Charcoal, warships, fruit, houses, shade and sheer beauty — the manifold uses of trees have bound them inextricably to human culture. Geographer Charles Watkins' interdisciplinary exploration of that long, convoluted relationship is a fact-packed dazzler. With Watkins we walk a Neolithic 'road' of ash planks, delight in Pliny's description of German forests as “untouched by the ages and coeval with the world”, celebrate the rise of scientific forestry and ponder the diseases and creeping urbanization now threatening the future of these stupendous organisms. Sumptuously illustrated.

Haeckel's Embryos: Images, Evolution, and Fraud

  • Nick Hopwood
University of Chicago Press (2015) 9780226046945 | ISBN: 978-0-2260-4694-5

Rarely have images proved so incendiary as the embryo drawings of nineteenth-century experimental zoologist Ernst Haeckel. In this lavishly illustrated volume, Nick Hopwood traces the chequered history of the sketches, which showed similarities between embryos of higher and lower vertebrates, including humans, at particular points in their development. Haeckel intended the images as support for Charles Darwin's evolutionary theory, but under attack revealed that they were schematics. Hopwood meticulously charts how, despite the controversy, the drawings took on a life of their own.

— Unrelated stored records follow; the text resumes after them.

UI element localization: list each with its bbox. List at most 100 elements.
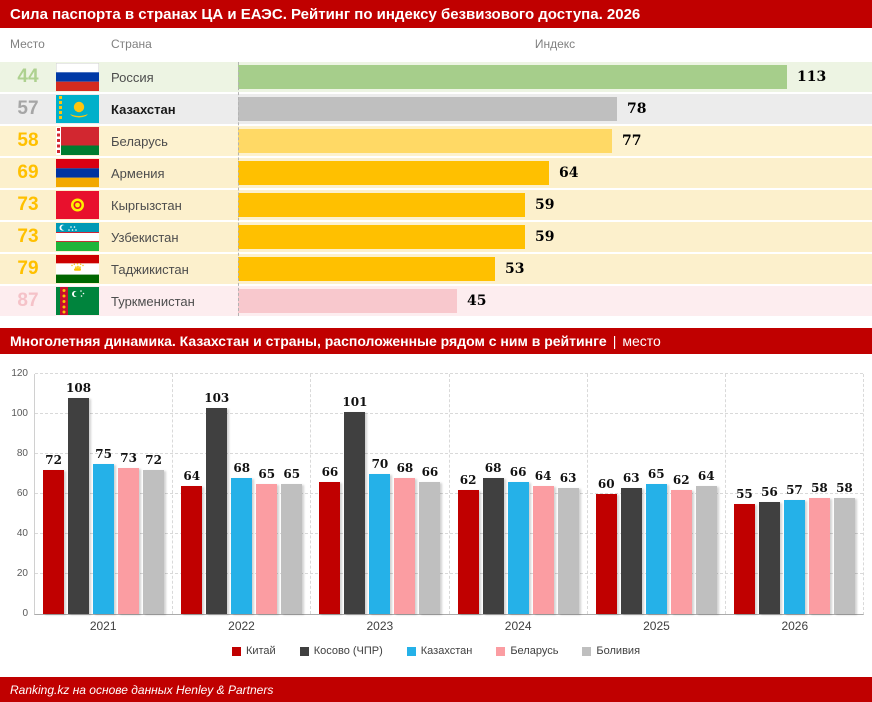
bar-kosovo-2021: 108 — [66, 381, 91, 614]
index-bar-track: 78 — [238, 94, 872, 124]
bar-bolivia-2021: 72 — [143, 453, 165, 614]
bar-bolivia-2025: 64 — [695, 469, 717, 614]
index-bar-tajikistan — [238, 257, 495, 281]
index-bar-track: 77 — [238, 126, 872, 156]
rank-value: 73 — [17, 194, 39, 215]
country-name: Беларусь — [111, 133, 168, 149]
legend-item-bolivia: Боливия — [582, 645, 640, 657]
bar-value-label: 73 — [120, 451, 137, 465]
source-text: Ranking.kz на основе данных Henley & Par… — [10, 682, 274, 697]
bar-value-label: 70 — [371, 457, 389, 471]
index-value-label: 59 — [535, 197, 555, 213]
dynamics-title-separator: | — [612, 333, 617, 349]
index-bar-track: 59 — [238, 222, 872, 252]
legend-swatch-kosovo — [299, 646, 309, 656]
bar-value-label: 65 — [647, 467, 665, 481]
bar-group-2026: 55 56 57 58 58 — [724, 374, 863, 614]
bar-baseline-dashed-line — [238, 62, 239, 316]
ranking-row-kazakhstan: 57 Казахстан 78 — [0, 94, 872, 124]
grid-line — [35, 533, 863, 534]
grid-line — [35, 493, 863, 494]
column-header-rank: Место — [10, 37, 45, 51]
legend-swatch-bolivia — [582, 646, 592, 656]
bar-belarus-2023: 68 — [394, 461, 416, 614]
y-axis-label: 0 — [22, 608, 28, 619]
bar-value-label: 66 — [321, 465, 339, 479]
bar-value-label: 101 — [342, 395, 368, 409]
index-value-label: 45 — [467, 293, 487, 309]
legend-item-belarus: Беларусь — [496, 645, 558, 657]
legend-label: Китай — [245, 645, 276, 657]
bar-value-label: 64 — [534, 469, 552, 483]
index-bar-track: 53 — [238, 254, 872, 284]
x-axis-label-2026: 2026 — [781, 619, 809, 633]
column-header-index: Индекс — [534, 37, 576, 51]
bar-value-label: 68 — [396, 461, 414, 475]
bar-china-2022: 64 — [181, 469, 203, 614]
rank-value: 69 — [17, 162, 39, 183]
bar-value-label: 56 — [761, 485, 778, 499]
bar-kosovo-2025: 63 — [620, 471, 642, 614]
bar-kazakhstan-2023: 70 — [369, 457, 391, 614]
index-value-label: 53 — [505, 261, 525, 277]
dynamics-title-unit: место — [622, 333, 661, 349]
index-bar-uzbekistan — [238, 225, 525, 249]
bar-value-label: 72 — [145, 453, 162, 467]
bar-kosovo-2024: 68 — [482, 461, 504, 614]
index-bar-kyrgyzstan — [238, 193, 525, 217]
bar-value-label: 65 — [258, 467, 276, 481]
column-header-country: Страна — [111, 37, 152, 51]
index-bar-track: 45 — [238, 286, 872, 316]
bar-value-label: 72 — [45, 453, 62, 467]
bar-group-2021: 72 108 75 73 72 — [35, 374, 172, 614]
country-name: Кыргызстан — [111, 197, 182, 213]
rank-value: 73 — [17, 226, 39, 247]
legend-swatch-belarus — [496, 646, 506, 656]
legend-label: Косово (ЧПР) — [313, 645, 383, 657]
bar-belarus-2021: 73 — [118, 451, 140, 614]
bar-group-2025: 60 63 65 62 64 — [586, 374, 725, 614]
index-value-label: 77 — [622, 133, 642, 149]
grid-line — [35, 573, 863, 574]
legend-item-china: Китай — [231, 645, 276, 657]
flag-turkmenistan-icon — [56, 287, 99, 315]
ranking-row-kyrgyzstan: 73 Кыргызстан 59 — [0, 190, 872, 220]
bar-value-label: 62 — [672, 473, 690, 487]
y-axis-label: 120 — [11, 368, 28, 379]
main-title-band: Сила паспорта в странах ЦА и ЕАЭС. Рейти… — [0, 0, 872, 28]
index-bar-turkmenistan — [238, 289, 457, 313]
legend-item-kosovo: Косово (ЧПР) — [299, 645, 383, 657]
ranking-table: 44 Россия 113 57 Казахстан 78 58 Беларусь 77 69 Ар… — [0, 62, 872, 316]
legend-label: Беларусь — [510, 645, 559, 657]
bar-kazakhstan-2025: 65 — [645, 467, 667, 614]
index-bar-kazakhstan — [238, 97, 617, 121]
x-axis-label-2022: 2022 — [228, 619, 255, 633]
legend-swatch-china — [231, 646, 241, 656]
bar-value-label: 65 — [283, 467, 301, 481]
bar-group-2024: 62 68 66 64 63 — [448, 374, 587, 614]
chart-legend: Китай Косово (ЧПР) Казахстан Беларусь Боливи… — [0, 645, 872, 657]
bar-china-2023: 66 — [319, 465, 341, 614]
bar-value-label: 64 — [183, 469, 201, 483]
bar-value-label: 66 — [509, 465, 527, 479]
bar-value-label: 64 — [697, 469, 715, 483]
dynamics-chart: 0 20 40 60 80 100 120 72 108 75 73 72 64 103 68 65 65 66… — [0, 368, 872, 657]
y-axis-label: 40 — [16, 528, 28, 539]
bar-bolivia-2023: 66 — [419, 465, 441, 614]
bar-value-label: 62 — [459, 473, 477, 487]
rank-value: 57 — [17, 98, 39, 119]
dynamics-title-band: Многолетняя динамика. Казахстан и страны… — [0, 328, 872, 354]
country-name: Россия — [111, 69, 154, 85]
bar-kosovo-2026: 56 — [758, 485, 780, 614]
grid-line — [35, 413, 863, 414]
legend-swatch-kazakhstan — [406, 646, 416, 656]
bar-kosovo-2022: 103 — [204, 391, 229, 614]
bar-kazakhstan-2022: 68 — [231, 461, 253, 614]
flag-kazakhstan-icon — [56, 95, 99, 123]
bar-bolivia-2024: 63 — [557, 471, 579, 614]
country-name: Таджикистан — [111, 261, 189, 277]
flag-tajikistan-icon — [56, 255, 99, 283]
bar-kazakhstan-2024: 66 — [507, 465, 529, 614]
bar-china-2021: 72 — [43, 453, 65, 614]
x-axis-label-2023: 2023 — [366, 619, 394, 633]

The Cultural Lives of Whales and Dolphins Hal Whitehead and Luke Rendell. University of Chicago Press (2014)

9780226895314

This research round-up on cetacean culture opens with a description of one of nature's great arias: the “high sweeping squeals, low swoops, barking, and ratchets” of the humpback whale. That song, argue cetacean biologists Hal Whitehead and Luke Rendell, is the best evidence of culture in this intriguing family, because it is an indicator of social learning in action — communal singing evolves over time and changes radically over individuals' lifetimes. Fascinating findings litter this sober treatise, from sperm whales snacking off fishing longlines to the “Star Wars vocalisation” of dwarf minkes.

The Future of the Brain: Essays by the World's Leading Neuroscientists

Edited by:
  • Gary Marcus &
  • Jeremy Freeman
Princeton University Press (2014) 9780691162768 | ISBN: 978-0-6911-6276-8

How to unify data from initiatives such as US President Barack Obama's BRAIN? In this essay compilation, editors Gary Marcus and Jeremy Freeman argue that a “confluence of new technologies” will kick-start astonishing advances in mapping, computation and simulation related to the brain. Geneticist George Church's “Rosetta Brain” sample, for instance, assembled by methods such as 'barcoding' cells, could prove key in brain comparison.